NEW YORK — Stocks rose sharply Monday after the leaders of France and Germany promised to strengthen Europe’s banks. The Dow Jones industrial average jumped more than 250 points, led by Bank of America.

German Chancellor Angela Merkel and French President Nicolas Sarkozy said a “comprehensive response” to the debt crisis would be finalized by the end of the month, including a plan to make sure that banks have adequate capital. That reassured investors, even though the leaders provided few specifics.

The Dow jumped 254 points, or 2.3 percent, to 11,356 at 10:15 a.m. Bank of America Corp. rose 4.8 percent, the most of the 30 companies that make up the index. JPMorgan Chase & Co. rose 4.2 percent.

The Standard & Poor’s 500 index rose 31, or 2.7 percent, to 1,187. Oil and gas driller Nabors Industries Ltd. rose 9 percent, the most of any company in the S&P, after oil rose above $85 a barrel. It hit a 12-month low of $75 a barrel last week.

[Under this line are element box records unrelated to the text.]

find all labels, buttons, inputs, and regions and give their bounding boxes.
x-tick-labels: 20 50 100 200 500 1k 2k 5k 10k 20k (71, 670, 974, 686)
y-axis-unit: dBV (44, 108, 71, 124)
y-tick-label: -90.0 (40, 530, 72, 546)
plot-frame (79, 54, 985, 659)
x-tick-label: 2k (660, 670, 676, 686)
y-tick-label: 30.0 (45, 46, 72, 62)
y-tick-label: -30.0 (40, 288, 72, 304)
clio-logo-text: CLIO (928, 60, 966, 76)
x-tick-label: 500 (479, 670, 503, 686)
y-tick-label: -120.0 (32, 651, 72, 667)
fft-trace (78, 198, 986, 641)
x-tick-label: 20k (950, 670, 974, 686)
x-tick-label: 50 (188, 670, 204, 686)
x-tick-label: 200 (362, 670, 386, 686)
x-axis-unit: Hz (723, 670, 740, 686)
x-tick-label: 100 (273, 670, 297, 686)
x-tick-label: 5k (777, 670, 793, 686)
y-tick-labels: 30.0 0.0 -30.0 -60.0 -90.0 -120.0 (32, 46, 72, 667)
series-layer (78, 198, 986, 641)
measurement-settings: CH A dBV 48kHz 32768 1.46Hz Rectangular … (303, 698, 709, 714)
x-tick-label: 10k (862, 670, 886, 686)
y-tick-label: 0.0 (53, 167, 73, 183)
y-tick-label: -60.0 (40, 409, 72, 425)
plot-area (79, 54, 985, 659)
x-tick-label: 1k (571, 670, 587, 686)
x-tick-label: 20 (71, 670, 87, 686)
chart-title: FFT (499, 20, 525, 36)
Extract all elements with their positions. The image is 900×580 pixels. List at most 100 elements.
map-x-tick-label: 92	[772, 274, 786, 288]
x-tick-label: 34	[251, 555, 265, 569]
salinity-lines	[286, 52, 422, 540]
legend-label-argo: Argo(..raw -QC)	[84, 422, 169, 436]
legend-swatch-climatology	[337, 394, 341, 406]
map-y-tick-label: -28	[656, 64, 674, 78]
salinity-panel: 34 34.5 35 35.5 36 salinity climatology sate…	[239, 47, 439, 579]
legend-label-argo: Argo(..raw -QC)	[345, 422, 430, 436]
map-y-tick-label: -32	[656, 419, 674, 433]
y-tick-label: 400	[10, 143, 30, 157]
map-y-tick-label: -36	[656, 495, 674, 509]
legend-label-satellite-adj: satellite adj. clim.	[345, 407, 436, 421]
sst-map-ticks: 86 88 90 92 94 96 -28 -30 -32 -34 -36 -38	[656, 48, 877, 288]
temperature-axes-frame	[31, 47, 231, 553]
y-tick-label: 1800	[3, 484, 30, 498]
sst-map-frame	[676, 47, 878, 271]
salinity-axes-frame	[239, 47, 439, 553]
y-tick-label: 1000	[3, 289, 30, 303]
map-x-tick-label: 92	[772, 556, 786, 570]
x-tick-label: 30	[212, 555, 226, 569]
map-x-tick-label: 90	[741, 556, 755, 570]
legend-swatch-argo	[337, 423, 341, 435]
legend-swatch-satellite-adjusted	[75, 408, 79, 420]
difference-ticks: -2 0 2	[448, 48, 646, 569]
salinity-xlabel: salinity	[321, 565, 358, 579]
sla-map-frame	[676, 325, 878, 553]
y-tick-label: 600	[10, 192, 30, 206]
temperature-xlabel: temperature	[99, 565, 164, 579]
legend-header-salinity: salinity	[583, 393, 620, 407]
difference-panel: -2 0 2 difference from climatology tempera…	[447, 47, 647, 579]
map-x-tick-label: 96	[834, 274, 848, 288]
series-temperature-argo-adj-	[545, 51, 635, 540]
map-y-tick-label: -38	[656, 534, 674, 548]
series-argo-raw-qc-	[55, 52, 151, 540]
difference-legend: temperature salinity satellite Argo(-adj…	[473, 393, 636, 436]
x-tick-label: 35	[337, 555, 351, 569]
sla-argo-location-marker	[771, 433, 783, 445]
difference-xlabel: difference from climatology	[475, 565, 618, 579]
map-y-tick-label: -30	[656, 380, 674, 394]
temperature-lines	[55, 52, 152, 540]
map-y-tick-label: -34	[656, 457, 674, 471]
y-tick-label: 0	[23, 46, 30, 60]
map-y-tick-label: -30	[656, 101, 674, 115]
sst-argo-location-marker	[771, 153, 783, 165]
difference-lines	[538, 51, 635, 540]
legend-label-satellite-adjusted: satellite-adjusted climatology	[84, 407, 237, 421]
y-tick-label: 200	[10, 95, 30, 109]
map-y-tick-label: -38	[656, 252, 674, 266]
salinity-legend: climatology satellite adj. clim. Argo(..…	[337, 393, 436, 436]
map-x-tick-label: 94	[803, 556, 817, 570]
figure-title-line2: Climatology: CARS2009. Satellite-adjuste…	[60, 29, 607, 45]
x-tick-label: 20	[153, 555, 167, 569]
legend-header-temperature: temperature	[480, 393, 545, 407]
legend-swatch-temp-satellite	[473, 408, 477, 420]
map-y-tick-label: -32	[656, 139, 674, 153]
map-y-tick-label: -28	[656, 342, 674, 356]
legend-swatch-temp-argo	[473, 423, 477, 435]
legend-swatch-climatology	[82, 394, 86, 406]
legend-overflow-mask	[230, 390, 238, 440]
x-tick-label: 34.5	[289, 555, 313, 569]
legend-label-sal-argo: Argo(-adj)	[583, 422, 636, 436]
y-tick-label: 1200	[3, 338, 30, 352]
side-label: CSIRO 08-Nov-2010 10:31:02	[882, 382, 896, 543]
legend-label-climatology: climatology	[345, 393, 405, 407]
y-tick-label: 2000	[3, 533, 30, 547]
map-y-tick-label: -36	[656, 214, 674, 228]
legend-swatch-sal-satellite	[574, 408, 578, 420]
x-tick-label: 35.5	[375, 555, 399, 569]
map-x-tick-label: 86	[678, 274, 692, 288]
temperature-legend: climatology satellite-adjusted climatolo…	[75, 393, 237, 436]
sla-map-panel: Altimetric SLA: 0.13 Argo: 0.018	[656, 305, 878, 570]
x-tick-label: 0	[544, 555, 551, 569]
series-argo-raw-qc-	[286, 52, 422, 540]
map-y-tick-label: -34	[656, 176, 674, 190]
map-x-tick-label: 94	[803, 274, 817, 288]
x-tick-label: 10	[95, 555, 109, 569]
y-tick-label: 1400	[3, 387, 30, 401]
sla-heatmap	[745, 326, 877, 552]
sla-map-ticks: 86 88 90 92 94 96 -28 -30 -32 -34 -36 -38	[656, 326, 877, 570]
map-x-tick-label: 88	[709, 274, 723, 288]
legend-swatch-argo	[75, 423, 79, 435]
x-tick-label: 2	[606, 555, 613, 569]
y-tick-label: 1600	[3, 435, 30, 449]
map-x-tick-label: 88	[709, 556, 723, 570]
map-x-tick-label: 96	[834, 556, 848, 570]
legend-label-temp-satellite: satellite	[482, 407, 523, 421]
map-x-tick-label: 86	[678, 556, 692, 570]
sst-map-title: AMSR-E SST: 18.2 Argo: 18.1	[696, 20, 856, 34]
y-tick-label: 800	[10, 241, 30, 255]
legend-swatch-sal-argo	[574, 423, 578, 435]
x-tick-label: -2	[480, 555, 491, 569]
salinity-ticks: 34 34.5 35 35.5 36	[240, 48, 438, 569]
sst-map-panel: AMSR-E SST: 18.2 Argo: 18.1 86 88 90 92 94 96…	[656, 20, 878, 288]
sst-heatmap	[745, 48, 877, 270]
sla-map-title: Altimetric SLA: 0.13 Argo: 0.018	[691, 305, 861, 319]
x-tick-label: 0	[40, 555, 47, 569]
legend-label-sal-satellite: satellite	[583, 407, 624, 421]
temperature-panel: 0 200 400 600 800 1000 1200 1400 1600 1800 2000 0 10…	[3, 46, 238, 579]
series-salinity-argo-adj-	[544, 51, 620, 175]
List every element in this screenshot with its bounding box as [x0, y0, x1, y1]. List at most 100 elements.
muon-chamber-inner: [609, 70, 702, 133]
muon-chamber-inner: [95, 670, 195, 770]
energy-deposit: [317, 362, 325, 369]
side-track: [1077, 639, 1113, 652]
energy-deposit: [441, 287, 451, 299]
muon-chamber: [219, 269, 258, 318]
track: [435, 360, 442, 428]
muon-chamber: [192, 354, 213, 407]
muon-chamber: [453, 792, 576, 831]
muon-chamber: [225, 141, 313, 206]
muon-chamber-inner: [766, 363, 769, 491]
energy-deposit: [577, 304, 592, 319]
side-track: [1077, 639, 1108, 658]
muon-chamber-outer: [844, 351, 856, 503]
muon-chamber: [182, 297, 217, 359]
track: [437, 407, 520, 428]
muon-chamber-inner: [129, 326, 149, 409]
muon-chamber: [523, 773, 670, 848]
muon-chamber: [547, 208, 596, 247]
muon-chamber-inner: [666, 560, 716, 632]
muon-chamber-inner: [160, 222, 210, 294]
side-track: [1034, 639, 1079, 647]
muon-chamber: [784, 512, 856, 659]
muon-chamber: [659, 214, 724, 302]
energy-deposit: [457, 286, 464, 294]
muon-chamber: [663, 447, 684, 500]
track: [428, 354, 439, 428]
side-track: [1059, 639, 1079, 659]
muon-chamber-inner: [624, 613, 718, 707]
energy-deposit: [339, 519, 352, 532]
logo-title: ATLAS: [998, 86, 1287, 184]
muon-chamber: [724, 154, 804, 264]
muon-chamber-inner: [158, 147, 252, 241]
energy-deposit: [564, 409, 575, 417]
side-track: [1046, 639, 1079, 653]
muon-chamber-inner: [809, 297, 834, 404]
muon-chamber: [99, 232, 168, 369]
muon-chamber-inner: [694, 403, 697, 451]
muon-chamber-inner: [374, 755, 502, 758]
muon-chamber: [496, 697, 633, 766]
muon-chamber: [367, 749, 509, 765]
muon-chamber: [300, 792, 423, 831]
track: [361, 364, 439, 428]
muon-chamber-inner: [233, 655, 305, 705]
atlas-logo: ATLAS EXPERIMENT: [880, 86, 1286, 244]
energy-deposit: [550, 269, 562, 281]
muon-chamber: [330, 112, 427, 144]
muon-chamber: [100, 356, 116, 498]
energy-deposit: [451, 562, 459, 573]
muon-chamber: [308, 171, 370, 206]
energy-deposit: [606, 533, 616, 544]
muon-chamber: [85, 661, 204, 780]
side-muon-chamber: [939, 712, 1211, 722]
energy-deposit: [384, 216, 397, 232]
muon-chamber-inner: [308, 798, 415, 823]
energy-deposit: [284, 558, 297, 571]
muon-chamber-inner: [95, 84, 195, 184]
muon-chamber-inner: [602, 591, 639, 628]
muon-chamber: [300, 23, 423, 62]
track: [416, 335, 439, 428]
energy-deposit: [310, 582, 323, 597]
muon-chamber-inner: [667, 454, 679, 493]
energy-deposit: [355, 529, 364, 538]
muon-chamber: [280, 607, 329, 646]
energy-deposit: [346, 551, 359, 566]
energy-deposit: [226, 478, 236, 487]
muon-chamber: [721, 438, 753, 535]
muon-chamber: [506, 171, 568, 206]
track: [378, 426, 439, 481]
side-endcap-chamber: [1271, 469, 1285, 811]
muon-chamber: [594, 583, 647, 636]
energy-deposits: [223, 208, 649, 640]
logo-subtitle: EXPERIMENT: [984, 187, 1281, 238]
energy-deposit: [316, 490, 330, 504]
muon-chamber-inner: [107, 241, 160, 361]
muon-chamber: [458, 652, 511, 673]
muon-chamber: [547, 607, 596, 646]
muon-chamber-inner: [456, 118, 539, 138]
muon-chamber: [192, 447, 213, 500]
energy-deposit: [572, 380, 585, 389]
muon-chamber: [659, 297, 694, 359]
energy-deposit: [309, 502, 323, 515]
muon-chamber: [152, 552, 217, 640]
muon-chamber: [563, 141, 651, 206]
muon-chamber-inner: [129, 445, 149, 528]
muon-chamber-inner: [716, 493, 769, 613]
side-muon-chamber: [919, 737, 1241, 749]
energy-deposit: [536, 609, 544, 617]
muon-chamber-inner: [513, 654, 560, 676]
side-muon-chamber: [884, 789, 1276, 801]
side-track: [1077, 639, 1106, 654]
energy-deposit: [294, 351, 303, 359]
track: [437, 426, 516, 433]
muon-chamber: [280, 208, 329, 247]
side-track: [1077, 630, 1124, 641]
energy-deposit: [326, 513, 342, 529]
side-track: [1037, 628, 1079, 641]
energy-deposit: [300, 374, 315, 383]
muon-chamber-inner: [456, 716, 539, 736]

The Nasdaq composite index rose 71, or 2.9 percent, to 2,551.

Netflix Inc. rose 6 percent after the company abandoned its widely panned decision to separate its DVD-by-mail and Internet streaming services. Subscribers will still be able to use both services under one account and one password.

Investors were also relieved that troubled Franco-Belgian bank Dexia was being rescued and partially nationalized. Dexia became the first European bank to need a rescue because of the region’s debt crisis. It owns large amounts of government bonds of indebted countries like Greece and Italy.

In the U.S., bond trading is closed for the Columbus Day holiday.

Yahoo Inc. jumped 3 percent to $15.95 following reports that founder Jerry Yang may organize a buyout of the company with private equity investors.

Alcoa Inc. will become the first major U.S. company to report third-quarter results after the closing bell Tuesday. The aluminum maker’s stock was up 3.9 percent to $10.06 in early trading.